Het werd al veel langer vermoed, maar nu geven ook de Mexicaanse autoriteiten het toe: sinds in 2006 de toenmalige president Felipe Calderón zijn “oorlog” tegen de drugskartels begon zijn tenminste 60.000 mensen vermist geraakt. Veel Mexicanen, zoals Falco Ernst van de Mexicaanse afdeling van de Crisis Group, zijn ervan overtuigd dat het werkelijke aantal nog altijd hoger ligt.
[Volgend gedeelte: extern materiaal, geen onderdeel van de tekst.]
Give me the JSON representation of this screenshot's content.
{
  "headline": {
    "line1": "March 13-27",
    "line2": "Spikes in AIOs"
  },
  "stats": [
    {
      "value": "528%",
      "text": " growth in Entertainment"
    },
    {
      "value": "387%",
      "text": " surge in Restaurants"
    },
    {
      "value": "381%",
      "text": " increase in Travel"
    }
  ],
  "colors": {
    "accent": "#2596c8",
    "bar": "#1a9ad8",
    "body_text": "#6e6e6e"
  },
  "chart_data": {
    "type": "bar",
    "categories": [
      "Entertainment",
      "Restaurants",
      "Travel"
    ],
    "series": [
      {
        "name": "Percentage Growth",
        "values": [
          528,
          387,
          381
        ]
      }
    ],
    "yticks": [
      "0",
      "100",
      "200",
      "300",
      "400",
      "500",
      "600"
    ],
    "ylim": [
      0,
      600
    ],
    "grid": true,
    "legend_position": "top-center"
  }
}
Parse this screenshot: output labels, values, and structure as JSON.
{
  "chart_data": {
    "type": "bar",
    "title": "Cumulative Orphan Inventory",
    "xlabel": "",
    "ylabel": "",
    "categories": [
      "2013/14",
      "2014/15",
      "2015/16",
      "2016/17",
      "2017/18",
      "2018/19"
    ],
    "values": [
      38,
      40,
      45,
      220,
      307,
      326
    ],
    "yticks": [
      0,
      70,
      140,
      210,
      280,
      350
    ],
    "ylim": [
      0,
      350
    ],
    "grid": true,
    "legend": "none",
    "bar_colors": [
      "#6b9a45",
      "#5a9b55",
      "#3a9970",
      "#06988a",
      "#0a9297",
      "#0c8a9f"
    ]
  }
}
De recente cijfers zijn een klap voor de huidige Mexicaanse president Andrés Manuel López Obrador, die het herstellen van de vrede in zijn door geweld geteisterde land bij zijn installatie nu een jaar geleden hoog op de agenda plaatste. Maar het aantal moorden is alleen maar gestegen: in 2019 vielen er ruim 31.000 doden. De twijfels over de strategie van López Obrador, “omhelzingen in plaats van kogels”, nemen toe.
Maandag vertelde de ondersecretaris van Mensenrechten in het kabinet van López Obrador, Alejandro Encinas Rodríguez, dat het afgelopen jaar 873 clandestiene begraafplaatsen zijn ontdekt waar ruim 1.100 lichamen zijn opgegraven. Nog geen 400 van deze lichamen konden worden geïdentificeerd. Bijna alle graven werden ontdekt in staten die bekend staan om de prominente aanwezigheid van drugskartels, zoals Sinaloa en Chihuaha. Encinas Rodríguez zei ook dat in diezelfde staten vorig jaar meer dan 5.000 mensen als vermist waren opgegeven. Dat betekent dat duizenden families in onzekerheid verkeren over het lot van hun geliefden.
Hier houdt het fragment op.